Bu, yabancıya karşı cinayet işlediği zaman böyledir.

Cinayet rehin veren veya alana karşı olur ve rehin verenin nefsine karşı cinayet işlemiş bulunursa; bu hâl mal icabettirir.

Fakat, mala karşı cinayet işlemişse, işte o heder olur.

Rehin alana karşı cinayet işlerse; işte o da hederdir. Bu İmâm Ebû hanîfe (R.A.)'ye göre böyledir.

İmâmeyn'e göre muteberdir; ya bedelini verir veya fidyesini verir.

Eğer rehin alan buna râzi olursa; borç bâtıl olur.

Eğer, rehin alan: "Ben, cinayet istemiyorum. Def veya fidye za­manı, hakkımın düşmesini istemiyorum." derse; buna hakkı vardır. Ci­nayet bâtıl olur. Köle, hâli üzre rehin olarak kalır.

Kldî, Taharf Şerhı'nde şöyle buyurdu:

"Eğer kölenin tamamı borca karşılık tazminat ise, işte bu ihtilai

üzerinedir. Eğer, bir kısmı tazminatda, bir kısmı da emânet ise, cinaye­ti bi'İ-ittifak muteberdir. Râhine: "İstersen, köleyi ver; istersen fidye ver." denilir.

Eğer köleyi def eder; rehin alan da ona razı olursa; borcun tamamı bâtıl olur ve kölenin tamamı rehin alanın olur.

Eğer fidyeyi ihtiyar ederse; onun yansı rehin alanın; yarısı da re­hin verenin olur. Mürtehinin hissesi bâtıl olur. Rehin verenin hissesi fidye olur. Köle ise, hali üzre rehin olarak kalır.
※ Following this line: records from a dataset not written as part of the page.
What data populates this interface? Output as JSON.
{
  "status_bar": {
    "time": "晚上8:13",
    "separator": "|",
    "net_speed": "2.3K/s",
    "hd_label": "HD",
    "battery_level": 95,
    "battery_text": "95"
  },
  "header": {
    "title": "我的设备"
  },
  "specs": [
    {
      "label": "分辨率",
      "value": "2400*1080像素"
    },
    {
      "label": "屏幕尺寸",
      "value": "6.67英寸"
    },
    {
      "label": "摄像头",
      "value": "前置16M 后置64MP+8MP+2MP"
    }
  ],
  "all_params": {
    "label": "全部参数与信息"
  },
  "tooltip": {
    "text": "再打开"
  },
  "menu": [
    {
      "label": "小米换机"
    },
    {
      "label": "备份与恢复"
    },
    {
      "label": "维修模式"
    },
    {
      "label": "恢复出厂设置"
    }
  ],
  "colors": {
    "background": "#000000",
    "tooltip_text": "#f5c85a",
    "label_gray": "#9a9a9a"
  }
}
Bu, mürtehinin nefsine karşı cinayet işlendiği zaman böyledir.

Fakat, onun malına karşı cinayet işlenirse; eğer, o malın kıymeti ile borç müsavi ise, cinânet bi'l-icma hederdir.

Eğer malın kıymeti, borçtan fazla ise; İmâm Ebû Hanîfe (R.A.)'ye göre, iki rivayet vardır. Rivayetin birinde: "Emânetin miktarına göre, cinayete itibar edilir." diğer rivayette ise: "Asla cinayet hükmü sabit olmaz." denilmiştir.
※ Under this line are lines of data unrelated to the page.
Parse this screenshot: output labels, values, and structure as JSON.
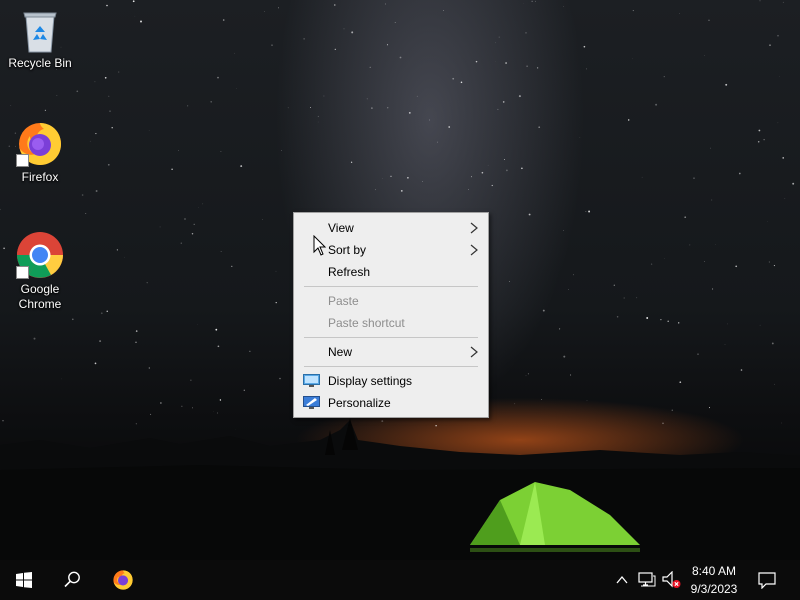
{
  "desktop": {
    "icons": [
      {
        "label": "Recycle Bin",
        "icon": "recycle-bin-icon"
      },
      {
        "label": "Firefox",
        "icon": "firefox-icon"
      },
      {
        "label": "Google Chrome",
        "icon": "chrome-icon"
      }
    ]
  },
  "context_menu": {
    "items": [
      {
        "label": "View",
        "submenu": true,
        "enabled": true
      },
      {
        "label": "Sort by",
        "submenu": true,
        "enabled": true
      },
      {
        "label": "Refresh",
        "submenu": false,
        "enabled": true
      },
      {
        "label": "Paste",
        "submenu": false,
        "enabled": false
      },
      {
        "label": "Paste shortcut",
        "submenu": false,
        "enabled": false
      },
      {
        "label": "New",
        "submenu": true,
        "enabled": true
      },
      {
        "label": "Display settings",
        "submenu": false,
        "enabled": true,
        "icon": "display-icon"
      },
      {
        "label": "Personalize",
        "submenu": false,
        "enabled": true,
        "icon": "personalize-icon"
      }
    ]
  },
  "taskbar": {
    "start": "windows-logo-icon",
    "search": "search-icon",
    "pinned": [
      "firefox-icon"
    ],
    "tray": {
      "icons": [
        "chevron-up-icon",
        "network-icon",
        "volume-muted-icon"
      ],
      "time": "8:40 AM",
      "date": "9/3/2023"
    },
    "notifications": "notification-icon"
  },
  "colors": {
    "taskbar": "#0b0b0b",
    "menu_background": "#eeeeee",
    "menu_disabled_text": "#8e8e8e"
  }
}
Cinayet, rehin verenin veya alanın oğluna karşı işlenirse; şüphe yok ki o mu'teberdir ve rehnin cinayeti hükmündedir. İnsanlara karşı işle­nen cinayet gibidir.

Başka mallara karşı işlenen cinayet, (malın helak olması, kölenin boğulması gibi) bunun hükmü, rehnin gayrisinin hükmü gibidir. Bor­cun, köleye taalluku gibidir ve o satılır. Rehin veren veya alan borcu öderler. Onlardan birisi öderse; hüküm, bizim insana işlenen cinayet hak­kında dediğimiz gibidir.
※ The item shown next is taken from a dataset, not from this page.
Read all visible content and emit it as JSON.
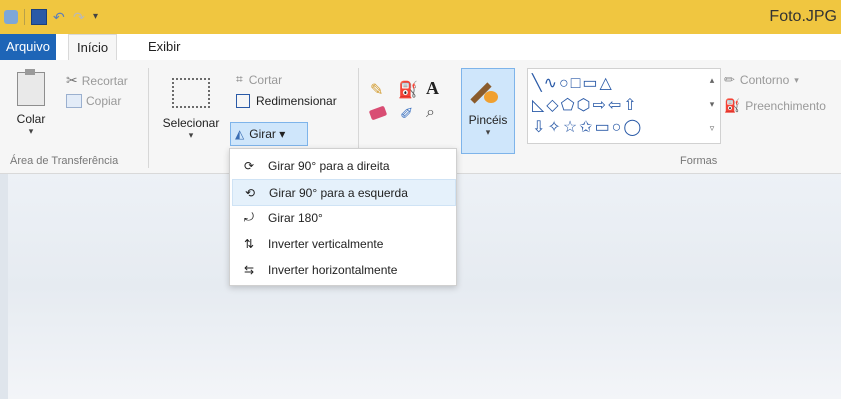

Rehin alan, borcu ödeyince; kendi alacağı baki kalır; köle de rehin olarak kalır. Çünkü, fidye, köleyi borçtan fariğ kılmaktır. (= kurtar­maktır.) Böyle olunca da köle, borca karşı rehin olarak kalır.

Eğer, mürtehin borcu ödemeden kaçınır da, onu, rehin veren öderse; mürtehinin borcu bâtıl olur.

Şayet, her ikisi de borcu ödemekden kaçınırlarsa işte o zaman, kö­le borca karşı satılır ve alacaklının parası ödenir.

Kölenin satılması, onun parasından, alacaklının alacağının öden­mesi; alacaklıya fidye vermekle olabilir. Rehin alanın da borcu tama­men düşer. Çünkü, bu köle, rehin verenin mülkünden, zail olmuştur. (= çıkmıştır.) Ve o, sanki helak olmuş gibi olur.

Kölenin değeri, borçtan fazla olursa rehin verene ait olur. Çünkü, o, mülkünün karşılığıdır ve hasseten onun olur.

Eğer kölenin bedeli, borçtan az olursa; o nisbette mürtehinin ala­cağından düşer ve o bedel, geride kalan alacağına karşılık olarak rehin olur. Borç zamanı gelince, eğer o hakkının cinsinden ise alacağını alır. Şayet hilafından ise, onu borç ödenene kadar yanında tutar.

Eğer, borcun ödenme zamanı gelmemişse, gelene kadar yanında tutar.

Bu, kölenin tamamının merhûn ( = rehin bırakılmış) olduğu zaman böyledir.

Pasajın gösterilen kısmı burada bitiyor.